Rule 12(b)(6) of the North Carolina Rules of Civil Procedure (hereinafter, “Rule(s)”),

but only recites those facts included in the complaint that are relevant to the Court’s determination of the Motion. See, e.g., Concrete Serv. Corp. v. Inv’rs Grp., Inc., 79

N.C. App. 678, 681, 340 S.E.2d 755, 758 (1986). The facts relevant to the

determination of the Motion are drawn from Plaintiff’s verified complaint. (“Verified

Complaint,” ECF No. 3.)

2. Plaintiff Eye Dialogue LLC (“Plaintiff” or “Eye Dialogue”) is a North

Carolina limited liability company with its principal place of business in Mecklenburg

County, North Carolina. (Id. at ¶ 1.) Eye Dialogue “is in the business of providing

lighting, sound, special effects, and video services for event-related needs.” (Id. at ¶

8.) Donald L. James (“Don James”) owns Eye Dialogue, and his son, Michael Paul

James is the manager (collectively Don James and Michael Paul James are the

“Jameses”). (Id. at ¶ 24.)

3. Defendant Party Reflections, Inc. (“Party Reflections”) is a North

Carolina corporation with its principal place of business in Mecklenburg County,

North Carolina. (Id. at ¶ 2.) Party Reflections specializes in providing rentals of

party necessities such as “chairs, dance floors, décor, food service equipment,

furniture, tables, tents, etc.” (Id. at ¶ 9.) Defendant Daniel W. Hooks (“Hooks”) is

the president/CEO of Party Reflections. (Id. at ¶ 3.)

4. Plaintiff alleges that Eye Dialogue and Party Reflections are

competitors providing similar services in the same locale. (Id. at ¶ 12.) However,

Plaintiff also alleges that while Plaintiff was in the business of providing audio/visual

(“A/V”) systems, equipment and services, “Party Reflections, at all relevant times, was not in the business of providing [A/V] systems, equipment and services for event-

related needs.” (Id. at ¶ 10–11.)

5. Defendant Paul Emrick (“Emrick”; collectively, Party Reflections,

Hooks, and Emrick are referred to as “Defendants”) began working for Eye Dialogue

sometime around June 2008. (Id. at ¶ 15.) Prior to beginning employment with Eye

Dialogue, Emerick signed an “Employee Non-Compete Agreement.” (Id. at ¶ 16;

“Non-Compete,” ECF No. 3 at Ex. A.) Pursuant to the Non-Compete, Emrick agreed

to not “directly or indirectly compete with the business of” Eye Dialogue “during the

period of his employment and for a period of 2 years following termination of

employment.” (“Non-Competition Provision,” ECF No. 3 at Ex.

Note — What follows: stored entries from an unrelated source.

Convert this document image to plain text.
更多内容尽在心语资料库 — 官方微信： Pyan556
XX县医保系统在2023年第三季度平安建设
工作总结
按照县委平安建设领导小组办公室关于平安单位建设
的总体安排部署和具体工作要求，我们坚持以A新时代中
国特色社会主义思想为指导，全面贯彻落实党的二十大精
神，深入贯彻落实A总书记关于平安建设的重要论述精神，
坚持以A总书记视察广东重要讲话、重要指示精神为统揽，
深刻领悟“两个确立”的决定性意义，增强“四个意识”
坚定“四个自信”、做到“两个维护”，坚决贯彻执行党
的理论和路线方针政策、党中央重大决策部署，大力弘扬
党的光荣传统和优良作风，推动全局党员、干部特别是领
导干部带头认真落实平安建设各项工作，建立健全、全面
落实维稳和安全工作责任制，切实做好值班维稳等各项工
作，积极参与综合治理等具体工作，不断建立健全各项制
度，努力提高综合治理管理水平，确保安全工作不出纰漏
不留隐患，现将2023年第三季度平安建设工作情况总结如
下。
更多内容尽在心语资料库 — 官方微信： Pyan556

A.) The Non-Compete

further defines “not compete” to mean that “the Employee shall not own, manage,

operate, consult or be employed in a business substantially similar to, or competitive

with, the present business of [Eye Dialogue] or such other business activity in which

[Eye Dialogue] may substantially engage during the term of employment.” (Id.)

6. The Non-Compete further provides that its restrictions extend “for a

radius of 200 miles from the present location of [Eye Dialogue].” (Id.)

7. The Non-Compete also contains a non-disclosure provision in which

Emrick acknowledges that Eye Dialogue may provide Emrick with “access to trade

secrets, customers and other confidential data and good will. [And Emrick] agrees to

retain said information as confidential and not to use said information on his . . . own

behalf or disclose same to any third party.” (“Non-Disclosure Provision,” ECF No. 3

at Ex. A.) 8. By 2014, Emrick began serving as Eye Dialogue’s general manager,

giving him access to “Plaintiff’s customer lists, pending orders, accounts, payroll

information, emails, and employee information[.]” (Id. at ¶ 23.) In early 2019,

Emrick offered Don James approximately $600,000 for a 51% ownership interest in

Eye Dialogue. (Id. at ¶ 25.) The offer was rejected. (Id.)

9. In or around March 2019, Hooks began to express “interest in

purchasing Plaintiff” and valued Eye Dialogue at approximately $400,000. (Id. at ¶

26–27.) The Jameses rejected the offer. (Id. at ¶ 28.)

10. Plaintiff alleges, on information and belief, that “the Defendants, having

had their offers to purchase [Eye Dialogue] rejected . . . committed to a plan that

would result in Defendants effectively owning [Eye Dialogue] without having to pay

fair market value[.]” (Id. at ¶ 29.) Accordingly, Plaintiff contends that while still

employed with Eye Dialogue, Emrick began reporting to Hooks about what was

happening internally at Eye Dialogue and how they could transition “Plaintiff’s

employees, customers, clients, and accounts to Party Reflections.” (Id. at ¶¶ 30–35.)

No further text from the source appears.